To solve the problem, we need to find the charge enclosed inside the cube placed in an electric field defined by \(\vec{E} = 150 y^2 \, \text{N/C}\). We will use Gauss's Law, which states that the electric flux through a closed surface is equal to the charge enclosed divided by the permittivity of free space (\(\epsilon_0\)).
### Step-by-Step Solution:
1. **Understand the Geometry of the Cube**:
The cube has a side length of \(0.5 \, \text{m}\) and is positioned such that one corner is at the origin (0, 0, 0) and extends along the positive y-axis. Therefore, the coordinates of the cube's corners will be:
- (0, 0, 0)
- (0.5, 0, 0)
- (0, 0.5, 0)
- (0, 0, 0.5)
- (0.5, 0.5, 0)
- (0.5, 0, 0.5)
- (0, 0.5, 0.5)
- (0.5, 0.5, 0.5)
2. **Calculate the Electric Field at the Cube**:
The electric field is given by \(\vec{E} = 150 y^2 \, \text{N/C}\).

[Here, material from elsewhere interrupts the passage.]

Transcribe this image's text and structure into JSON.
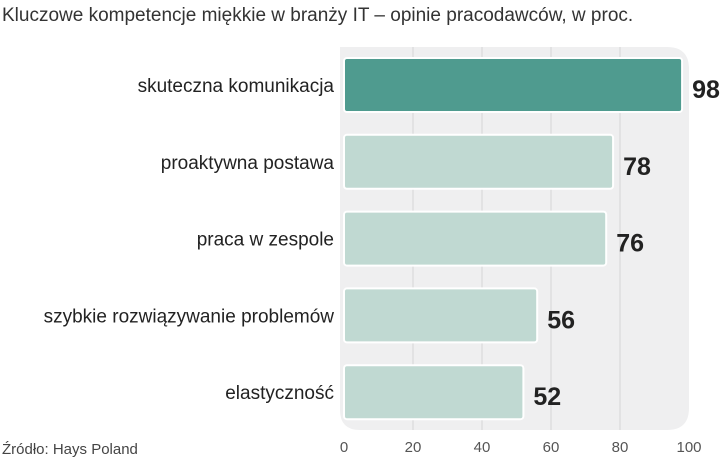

Since the cube extends from \(y = 0\) to \(y = 0.5\), we need to evaluate the electric field at the average position of the cube along the y-axis. The average \(y\) value is:
\[
y_{\text{avg}} = \frac{0 + 0.5}{2} = 0.25 \, \text{m}
\]
Now, substituting \(y_{\text{avg}}\) into the electric field equation:
\[
E = 150 (0.25)^2 = 150 \times 0.0625 = 9.375 \, \text{N/C}
\]
3. **Calculate the Area of the Cube Face**:
The area \(A\) of one face of the cube is given by:
\[
A = \text{side}^2 = (0.5)^2 = 0.25 \, \text{m}^2
\]
4. **Calculate the Electric Flux**:
The electric flux \(\Phi_E\) through the face of the cube in the direction of the electric field is given by:
\[
\Phi_E = E \cdot A = 9.375 \, \text{N/C} \times 0.25 \, \text{m}^2 = 2.34375 \, \text{N m}^2/\text{C}
\]
5. **Use Gauss's Law to Find Charge Enclosed**:
According to Gauss's Law:
\[
\Phi_E = \frac{Q_{\text{enc}}}{\epsilon_0}
\]
Rearranging gives:
\[
Q_{\text{enc}} = \Phi_E \cdot \epsilon_0
\]
Where \(\epsilon_0 = 8.85 \times 10^{-12} \, \text{C}^2/\text{N m}^2\). Thus:
\[
Q_{\text{enc}} = 2.34375 \, \text{N m}^2/\text{C} \times 8.85 \times 10^{-12} \, \text{C}^2/\text{N m}^2
\]
\[
Q_{\text{enc}} \approx 2.08 \times 10^{-11} \, \text{C}
\]
### Final Answer:
The charge enclosed inside the cube is approximately \(2.08 \times 10^{-11} \, \text{C}\).